Secondly, there was a clear dividing line between those interviewees who actually understand preaching and those who understand public speaking. Both perspectives were helpful and informative to the other. Whereas Stanley, Loritts, Patrick, and Giglio used the pastoral nature of preaching as their starting point, Stetzer, Acuff, and Ramsey focused on techniques and styles more germane to non-kerygmatic public address. There are insights to be gleaned from both, yet in a webinar dedicated to preaching better sermons the mixture of the two camps felt as though there was a stuttering, halting theme to the day.
Thirdly, there was a certain “meta” sense about the interviews that I certainly enjoyed. This was not a webinar about homiletics or even the principles of oratory. This was a rubber-meets-the-road series of interviews that always began with “how do you prepare every week?” That was certainly appreciated, and was something I liked hearing and relating to. The ideas presented in the interviews were “big picture,” that is, they were ideas related to preaching as a story, to preaching as an authentic expression of faith, to being inauthentic without the reality of Jesus’ life. These themes can indeed be mixed and interchanged depending on the personality of the person preaching, and to that end I think preachers of every stripe could learn something from the webinar.

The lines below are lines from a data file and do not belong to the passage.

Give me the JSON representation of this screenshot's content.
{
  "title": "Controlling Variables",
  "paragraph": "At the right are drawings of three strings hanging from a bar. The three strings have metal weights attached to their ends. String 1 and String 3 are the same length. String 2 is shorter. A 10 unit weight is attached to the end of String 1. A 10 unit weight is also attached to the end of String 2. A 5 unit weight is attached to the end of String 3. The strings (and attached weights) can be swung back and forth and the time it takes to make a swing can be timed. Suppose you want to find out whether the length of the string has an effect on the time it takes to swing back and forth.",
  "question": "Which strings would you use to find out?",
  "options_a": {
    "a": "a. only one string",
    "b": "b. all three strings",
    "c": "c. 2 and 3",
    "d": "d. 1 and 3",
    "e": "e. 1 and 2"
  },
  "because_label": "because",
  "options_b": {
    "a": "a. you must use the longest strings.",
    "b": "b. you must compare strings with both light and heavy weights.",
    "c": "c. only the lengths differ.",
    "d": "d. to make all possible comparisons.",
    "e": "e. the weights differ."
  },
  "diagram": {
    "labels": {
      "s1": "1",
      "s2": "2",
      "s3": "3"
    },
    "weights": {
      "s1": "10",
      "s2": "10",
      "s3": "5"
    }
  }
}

Finally, I took away from the webcast that my people (whoever that is) were somehow left out. The interviewees all come from what we used to call “seeker” churches, built on evangelistic preaching and the assumption that non-churched people will be present in every service. Related to this model is the very essence of the preaching style and substance of these men, which is in turn related to the worship style of the churches they represent. I noticed that none of these preachers followed the Lectionary or gave a not to the Church Year, none of them seemed concerned with liturgy (beyond the de-facto liturgy of their ever-morphing worship), and only one (that I noticed) seemed concerned with extra-worship discipleship. Yes, I know, this was a webinar on preaching better sermons, not discipleship; but the tone of the interviews made it sound as though the sermon was the one-and-done weekly attempt to evangelize and disciple the non-believer and believer alike. I know that’s not true at many of the churches represented in the webinar, but it felt that way.
            Where is a place in all of this for a liturgically aware Baptist? Do the points made in the webinar only apply to those preachers in seeker-style churches? I’d hope not. Too much of what I heard today made me proud to be a preacher for that to be true. I only wish something other than the stereotype had been in play, both ecclesiastically and demographically.

If you can get access to the webinar, watch it. It made me want to preach better sermons, and just might have helped me to do so.


[1] There is probably a better term for this, I just don’t know it. What I mean by it is the trend among larger, multi-site congregations with Baptist (or at least congregational) church polity and evangelical protestant theology. They are characterized by their worship style, as well, as demonstrated by many of the speakers’ having “worship teams” and other support staff that organize and coordinate complex audio/visual experiences to accompany the sermon.